The Killing Fields is, at once, a war movie, a journalism movie, and the story of the friendship between an American journalist, Sydney Schanberg, and his Cambodian counterpart, Dith Pran. It tells their stories together and separately- focusing both on the American’s guilt over leaving his friend behind in Cambodia, and the way his Cambodian friend survived the Khmer Rouge’s genocide.
Released in November of 1984 — 40 years ago this month — The Killing Fields was directed by Roland Joffe in his directorial debut and written by Bruce Robinson. It was adapted from the book by Shanberg called The Death and Life of Dith Pran, although Pran didn’t die until many years after the release of the movie or book.
Set over several years in the 1970s, The Killing Fields begins with Schanberg (Sam Waterston) in Cambodia, in 1973, covering the early part of that country’s civil war, with the help of photojournalist Dith Pran (Dr. Haing S. Ngor, the Cambodian actor who won an Oscar for his first movie role.) Once the Khmer Rouge takes power and foreign journalists are evacuated, Schanberg returns to the U.S., wins a Pulitzer for his work, and makes efforts to get his friend out of the country.
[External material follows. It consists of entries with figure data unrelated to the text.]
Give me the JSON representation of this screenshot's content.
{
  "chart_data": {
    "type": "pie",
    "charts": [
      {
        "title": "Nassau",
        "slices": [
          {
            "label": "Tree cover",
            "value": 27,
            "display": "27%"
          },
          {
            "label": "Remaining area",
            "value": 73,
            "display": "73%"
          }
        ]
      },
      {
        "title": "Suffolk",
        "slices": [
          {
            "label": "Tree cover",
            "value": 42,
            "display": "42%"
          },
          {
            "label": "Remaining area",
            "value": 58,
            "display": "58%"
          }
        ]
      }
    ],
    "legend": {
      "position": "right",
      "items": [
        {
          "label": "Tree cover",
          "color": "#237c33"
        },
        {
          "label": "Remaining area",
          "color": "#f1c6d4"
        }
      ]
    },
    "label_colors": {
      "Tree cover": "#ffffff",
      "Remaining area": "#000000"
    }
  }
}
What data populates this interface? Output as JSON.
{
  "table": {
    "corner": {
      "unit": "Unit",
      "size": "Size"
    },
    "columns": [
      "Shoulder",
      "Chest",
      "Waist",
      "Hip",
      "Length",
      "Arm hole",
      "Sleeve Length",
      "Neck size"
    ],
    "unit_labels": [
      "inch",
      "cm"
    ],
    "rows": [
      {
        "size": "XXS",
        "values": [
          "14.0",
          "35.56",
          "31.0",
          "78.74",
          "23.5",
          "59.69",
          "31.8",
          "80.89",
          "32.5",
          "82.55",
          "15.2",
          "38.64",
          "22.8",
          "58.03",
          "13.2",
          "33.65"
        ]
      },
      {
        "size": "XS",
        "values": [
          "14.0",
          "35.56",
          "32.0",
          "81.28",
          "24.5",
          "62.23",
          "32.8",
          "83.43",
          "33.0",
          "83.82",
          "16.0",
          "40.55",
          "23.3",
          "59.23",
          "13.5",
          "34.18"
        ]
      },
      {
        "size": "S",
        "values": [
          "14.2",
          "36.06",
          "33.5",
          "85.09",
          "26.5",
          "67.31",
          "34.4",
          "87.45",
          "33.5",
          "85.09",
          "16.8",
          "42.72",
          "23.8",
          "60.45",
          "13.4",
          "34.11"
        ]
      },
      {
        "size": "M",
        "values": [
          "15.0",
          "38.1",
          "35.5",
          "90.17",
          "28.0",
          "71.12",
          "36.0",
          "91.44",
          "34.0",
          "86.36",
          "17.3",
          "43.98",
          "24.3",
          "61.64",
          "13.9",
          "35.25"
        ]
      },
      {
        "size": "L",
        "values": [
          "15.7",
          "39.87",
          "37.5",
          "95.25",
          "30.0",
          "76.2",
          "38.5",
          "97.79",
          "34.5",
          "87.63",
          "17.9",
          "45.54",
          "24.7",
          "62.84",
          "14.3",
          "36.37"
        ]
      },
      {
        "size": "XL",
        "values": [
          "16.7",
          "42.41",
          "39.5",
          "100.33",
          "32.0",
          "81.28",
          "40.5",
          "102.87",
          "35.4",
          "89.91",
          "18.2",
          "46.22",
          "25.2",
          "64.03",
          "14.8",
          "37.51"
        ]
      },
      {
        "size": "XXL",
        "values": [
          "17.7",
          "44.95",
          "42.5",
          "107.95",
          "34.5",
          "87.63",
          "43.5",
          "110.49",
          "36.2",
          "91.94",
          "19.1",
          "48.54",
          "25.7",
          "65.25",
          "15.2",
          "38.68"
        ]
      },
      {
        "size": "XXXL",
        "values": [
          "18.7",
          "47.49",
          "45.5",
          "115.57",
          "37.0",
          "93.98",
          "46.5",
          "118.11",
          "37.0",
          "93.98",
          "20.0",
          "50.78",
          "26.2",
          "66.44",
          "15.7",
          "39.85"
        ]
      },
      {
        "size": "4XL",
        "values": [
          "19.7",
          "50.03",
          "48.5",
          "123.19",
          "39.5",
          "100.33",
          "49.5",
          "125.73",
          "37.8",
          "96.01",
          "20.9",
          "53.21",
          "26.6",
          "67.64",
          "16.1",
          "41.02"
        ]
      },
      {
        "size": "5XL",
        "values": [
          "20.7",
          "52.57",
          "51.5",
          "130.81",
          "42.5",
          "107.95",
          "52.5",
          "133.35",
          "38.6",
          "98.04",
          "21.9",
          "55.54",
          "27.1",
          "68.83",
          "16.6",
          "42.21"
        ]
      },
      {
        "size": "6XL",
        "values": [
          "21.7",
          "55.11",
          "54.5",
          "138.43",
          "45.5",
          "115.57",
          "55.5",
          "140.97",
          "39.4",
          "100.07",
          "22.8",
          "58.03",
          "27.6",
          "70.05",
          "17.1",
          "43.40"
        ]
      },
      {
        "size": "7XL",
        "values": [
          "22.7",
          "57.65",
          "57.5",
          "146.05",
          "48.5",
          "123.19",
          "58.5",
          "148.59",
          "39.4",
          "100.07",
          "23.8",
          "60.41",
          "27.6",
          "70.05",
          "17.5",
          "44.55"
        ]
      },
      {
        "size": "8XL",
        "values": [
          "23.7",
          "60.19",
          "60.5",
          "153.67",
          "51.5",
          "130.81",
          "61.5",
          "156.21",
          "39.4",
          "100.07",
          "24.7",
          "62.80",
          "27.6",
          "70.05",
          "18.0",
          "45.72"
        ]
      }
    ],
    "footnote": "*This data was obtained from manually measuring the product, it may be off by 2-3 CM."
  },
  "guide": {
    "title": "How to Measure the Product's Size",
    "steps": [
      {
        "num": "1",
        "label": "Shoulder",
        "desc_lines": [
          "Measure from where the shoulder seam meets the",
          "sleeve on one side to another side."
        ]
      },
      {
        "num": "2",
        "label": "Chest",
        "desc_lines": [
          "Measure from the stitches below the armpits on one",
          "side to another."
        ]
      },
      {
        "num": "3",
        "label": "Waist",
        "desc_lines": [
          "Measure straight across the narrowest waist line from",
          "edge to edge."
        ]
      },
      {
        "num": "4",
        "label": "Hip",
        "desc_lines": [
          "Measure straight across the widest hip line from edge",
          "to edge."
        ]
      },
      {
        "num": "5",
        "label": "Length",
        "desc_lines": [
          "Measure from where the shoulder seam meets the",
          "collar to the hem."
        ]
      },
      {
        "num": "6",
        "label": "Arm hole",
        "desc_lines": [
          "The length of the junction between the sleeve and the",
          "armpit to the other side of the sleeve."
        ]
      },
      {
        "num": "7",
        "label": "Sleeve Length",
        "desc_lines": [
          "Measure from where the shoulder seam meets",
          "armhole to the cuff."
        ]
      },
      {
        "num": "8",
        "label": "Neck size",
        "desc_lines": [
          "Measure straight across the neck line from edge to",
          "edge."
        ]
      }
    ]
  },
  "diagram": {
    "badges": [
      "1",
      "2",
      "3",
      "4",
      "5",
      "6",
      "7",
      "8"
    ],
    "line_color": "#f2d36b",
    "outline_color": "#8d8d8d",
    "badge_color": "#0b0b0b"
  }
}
We’re also shown Pran’s time under the totalitarian regime and his ultimate survival, which is the sort of story that’s often been told in cinematic Holocaust narratives.
If one peruses the Letterboxd reviews of this film, you’ll see some people describe it as a “white savior” narrative, since it’s Schanberg, who is white, trying to rescue his friend, who is not. But this type of thinking tends to be limited, for quite a few reasons.